Saturday, December 5, 2009

Terror Claims in Russian Rail Crash

On Thursday, nearly a week after a bomb caused the derailment of the Moscow-to-St. Petersburg Nevsky Express, killing 26 people, a Chechen rebel group claimed responsibility.

The Armed Forces of the Caucasus Emirate said they were behind the bombing and promised that it was just part of a larger campaign of attacks against key infrastructure points across Russia. The group is led by Doku Umarov, the self-styled "emir" of the caliphate of the Northern Caucasus. Umarov is a different kind of Chechen leader. Since the end of the Soviet Union, Russia has fought two wars against would-be separatists to keep Chechnya within Russia. As part of their campaign, Russia managed to kill off much of the old Chechen leadership and buy off the ones they couldn't (like the Kadyrov clan who are Chechnya's current pro-Moscow leaders). But these old Chechen rebels were separatists at heart, they wanted an independent homeland; Umarov is more in the bin Laden mold, he sees himself fighting a war to create a pure fundamentalist Islamic state.

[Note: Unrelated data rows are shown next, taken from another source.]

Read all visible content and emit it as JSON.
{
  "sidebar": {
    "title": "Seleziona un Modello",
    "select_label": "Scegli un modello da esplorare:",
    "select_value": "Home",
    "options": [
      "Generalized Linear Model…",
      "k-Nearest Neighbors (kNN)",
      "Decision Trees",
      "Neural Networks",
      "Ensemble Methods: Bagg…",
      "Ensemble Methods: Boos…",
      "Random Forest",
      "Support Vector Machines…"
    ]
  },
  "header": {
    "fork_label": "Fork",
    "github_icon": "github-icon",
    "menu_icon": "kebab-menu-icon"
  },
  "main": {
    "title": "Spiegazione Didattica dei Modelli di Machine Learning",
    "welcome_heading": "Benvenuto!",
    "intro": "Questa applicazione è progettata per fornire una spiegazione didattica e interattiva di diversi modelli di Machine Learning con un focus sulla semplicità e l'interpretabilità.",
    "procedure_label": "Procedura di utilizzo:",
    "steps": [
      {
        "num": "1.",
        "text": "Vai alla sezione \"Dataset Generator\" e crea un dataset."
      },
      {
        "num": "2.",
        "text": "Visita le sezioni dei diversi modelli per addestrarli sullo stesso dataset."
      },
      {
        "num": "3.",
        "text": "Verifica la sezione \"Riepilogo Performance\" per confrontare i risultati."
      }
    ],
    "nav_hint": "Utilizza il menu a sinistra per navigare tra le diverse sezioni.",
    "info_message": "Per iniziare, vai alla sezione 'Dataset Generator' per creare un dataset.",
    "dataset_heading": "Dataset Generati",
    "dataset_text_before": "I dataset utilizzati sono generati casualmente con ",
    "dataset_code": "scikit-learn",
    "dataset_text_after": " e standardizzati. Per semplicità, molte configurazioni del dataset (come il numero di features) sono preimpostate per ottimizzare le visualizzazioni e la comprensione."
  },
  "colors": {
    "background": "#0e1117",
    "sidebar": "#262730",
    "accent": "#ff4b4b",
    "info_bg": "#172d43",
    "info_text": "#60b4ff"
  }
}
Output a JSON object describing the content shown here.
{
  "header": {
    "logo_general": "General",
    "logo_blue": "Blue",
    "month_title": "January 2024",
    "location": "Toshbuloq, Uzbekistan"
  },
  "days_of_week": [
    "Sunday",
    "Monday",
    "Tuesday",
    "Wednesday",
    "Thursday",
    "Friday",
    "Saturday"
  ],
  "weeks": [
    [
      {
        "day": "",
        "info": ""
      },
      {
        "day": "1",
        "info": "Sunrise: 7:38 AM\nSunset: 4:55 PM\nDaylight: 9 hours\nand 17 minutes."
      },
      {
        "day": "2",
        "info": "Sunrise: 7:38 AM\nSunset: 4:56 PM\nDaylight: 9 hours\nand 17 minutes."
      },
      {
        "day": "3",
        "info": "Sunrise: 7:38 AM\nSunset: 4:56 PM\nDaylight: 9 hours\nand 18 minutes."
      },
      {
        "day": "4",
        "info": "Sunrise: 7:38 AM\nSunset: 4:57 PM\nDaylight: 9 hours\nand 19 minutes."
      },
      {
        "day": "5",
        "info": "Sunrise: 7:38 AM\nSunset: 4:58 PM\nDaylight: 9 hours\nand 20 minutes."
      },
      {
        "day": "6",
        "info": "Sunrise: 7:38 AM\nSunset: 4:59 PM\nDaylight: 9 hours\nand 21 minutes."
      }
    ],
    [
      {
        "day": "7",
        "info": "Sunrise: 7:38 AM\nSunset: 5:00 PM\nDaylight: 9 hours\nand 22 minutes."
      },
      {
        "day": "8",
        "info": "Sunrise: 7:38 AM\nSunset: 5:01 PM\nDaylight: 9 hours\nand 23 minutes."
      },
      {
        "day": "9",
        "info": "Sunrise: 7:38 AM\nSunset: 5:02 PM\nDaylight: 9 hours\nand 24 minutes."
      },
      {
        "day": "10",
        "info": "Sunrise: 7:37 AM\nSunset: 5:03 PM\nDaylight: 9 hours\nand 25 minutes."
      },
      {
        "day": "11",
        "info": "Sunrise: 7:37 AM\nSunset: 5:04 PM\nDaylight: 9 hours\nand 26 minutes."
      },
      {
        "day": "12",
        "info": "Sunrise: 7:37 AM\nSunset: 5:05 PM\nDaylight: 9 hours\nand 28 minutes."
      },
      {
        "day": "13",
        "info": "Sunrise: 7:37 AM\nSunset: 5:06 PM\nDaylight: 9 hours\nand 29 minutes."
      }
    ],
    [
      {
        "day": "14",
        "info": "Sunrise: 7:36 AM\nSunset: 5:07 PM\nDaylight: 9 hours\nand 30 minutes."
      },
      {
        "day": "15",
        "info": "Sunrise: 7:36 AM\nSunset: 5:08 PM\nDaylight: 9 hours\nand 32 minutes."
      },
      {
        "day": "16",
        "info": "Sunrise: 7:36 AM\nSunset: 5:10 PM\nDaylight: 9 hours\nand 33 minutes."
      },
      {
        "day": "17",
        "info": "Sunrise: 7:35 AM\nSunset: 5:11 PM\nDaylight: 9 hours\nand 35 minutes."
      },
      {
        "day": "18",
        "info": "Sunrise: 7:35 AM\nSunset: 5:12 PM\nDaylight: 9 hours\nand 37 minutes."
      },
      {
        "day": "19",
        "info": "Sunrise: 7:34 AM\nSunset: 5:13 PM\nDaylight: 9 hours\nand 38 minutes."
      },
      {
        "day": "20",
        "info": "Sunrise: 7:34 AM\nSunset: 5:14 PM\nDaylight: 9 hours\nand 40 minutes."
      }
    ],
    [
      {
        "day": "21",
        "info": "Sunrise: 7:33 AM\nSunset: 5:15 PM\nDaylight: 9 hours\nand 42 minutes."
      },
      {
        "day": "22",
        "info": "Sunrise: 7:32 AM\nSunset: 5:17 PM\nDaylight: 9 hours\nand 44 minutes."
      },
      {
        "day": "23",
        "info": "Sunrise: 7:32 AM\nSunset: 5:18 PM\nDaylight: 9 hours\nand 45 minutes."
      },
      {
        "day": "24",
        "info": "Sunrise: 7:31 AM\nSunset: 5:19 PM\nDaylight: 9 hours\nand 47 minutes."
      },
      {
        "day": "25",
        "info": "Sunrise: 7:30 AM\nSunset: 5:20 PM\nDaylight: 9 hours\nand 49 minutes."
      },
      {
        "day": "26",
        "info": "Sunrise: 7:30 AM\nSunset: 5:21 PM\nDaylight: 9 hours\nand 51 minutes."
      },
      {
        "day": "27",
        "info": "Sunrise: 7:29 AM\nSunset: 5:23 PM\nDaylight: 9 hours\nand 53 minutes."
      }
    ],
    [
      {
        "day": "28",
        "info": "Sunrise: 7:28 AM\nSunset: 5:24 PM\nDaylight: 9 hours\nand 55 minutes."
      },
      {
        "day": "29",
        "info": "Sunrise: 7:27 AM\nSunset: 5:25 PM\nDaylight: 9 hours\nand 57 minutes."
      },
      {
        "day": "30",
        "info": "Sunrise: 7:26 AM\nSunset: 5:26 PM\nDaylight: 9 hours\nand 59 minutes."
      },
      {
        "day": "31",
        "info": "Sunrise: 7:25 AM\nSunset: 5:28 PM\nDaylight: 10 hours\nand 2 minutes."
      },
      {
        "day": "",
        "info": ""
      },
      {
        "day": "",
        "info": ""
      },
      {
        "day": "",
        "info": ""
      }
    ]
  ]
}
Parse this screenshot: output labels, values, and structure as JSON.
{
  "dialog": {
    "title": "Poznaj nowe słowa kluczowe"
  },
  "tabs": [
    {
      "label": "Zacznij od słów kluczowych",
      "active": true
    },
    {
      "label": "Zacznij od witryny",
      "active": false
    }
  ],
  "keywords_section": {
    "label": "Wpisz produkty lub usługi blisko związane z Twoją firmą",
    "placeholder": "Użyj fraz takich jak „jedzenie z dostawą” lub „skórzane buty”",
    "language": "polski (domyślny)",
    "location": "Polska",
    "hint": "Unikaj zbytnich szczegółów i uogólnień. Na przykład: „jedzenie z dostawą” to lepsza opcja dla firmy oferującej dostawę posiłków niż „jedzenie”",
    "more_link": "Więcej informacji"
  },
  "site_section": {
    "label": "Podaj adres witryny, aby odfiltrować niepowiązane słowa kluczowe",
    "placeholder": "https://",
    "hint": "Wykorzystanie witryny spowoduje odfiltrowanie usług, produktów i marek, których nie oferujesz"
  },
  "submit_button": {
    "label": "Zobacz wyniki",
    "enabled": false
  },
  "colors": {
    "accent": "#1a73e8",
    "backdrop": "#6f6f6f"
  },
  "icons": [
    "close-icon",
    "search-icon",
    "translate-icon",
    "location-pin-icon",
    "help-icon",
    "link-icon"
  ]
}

Though many fingers have pointed towards the Caucasus region as the likely source of the Nevsky attack, there are those who doubt that Umarov has the ability to carry out a mission so far from his base of operations. And his group does have a history of claiming responsibility for things they didn't do; they also claimed to be behind the explosion that killed 75 people this summer at Siberia's Sayano-Shushenskaya hydroelectric plant (a faulty turbine was the true cause of the disaster).

The Nevsky Express is a luxury train favored by Russia's business and political elite (two high-ranking government officials were among the dead last Friday), for that reason I think you can't ignore the possibility that far-right, ultra-nationalist groups might be behind the attack. In fact one ultra-nationalist group "Combat 18" claimed responsibility soon after the attack. Groups like "Combat 18" are critical of the Russian government for Russia losing the "empire" it once had as the Soviet Union and for, what they think, are lax immigration policies. These kind of groups have in the past been content with assaulting, and sometimes killing, immigrants from Africa, Central Asia, and anyone else they deem not Russian enough for their liking. But something like the Nevsky Express, a mode of transport favored by the political/economic elite and tourists, would be a tempting target for them.

Meanwhile part of the blame for the death toll in the crash is falling on Germany - more specifically on the German-made seats in the train's coaches. Many of the deaths and serious injuries were said to have come from the last car of the train, which violently derailed. Rescue workers said that many were killed not by the bomb, or by fire, but by being crushed when their seats broke loose and piled into each other. The Kommersant newspaper said that the seats' lightweight aluminum construction led to their collapse and that the heavier, steel-framed, Russian-made seats common on other Russian trains would have fared better in the crash, meaning there would have been fewer casualties.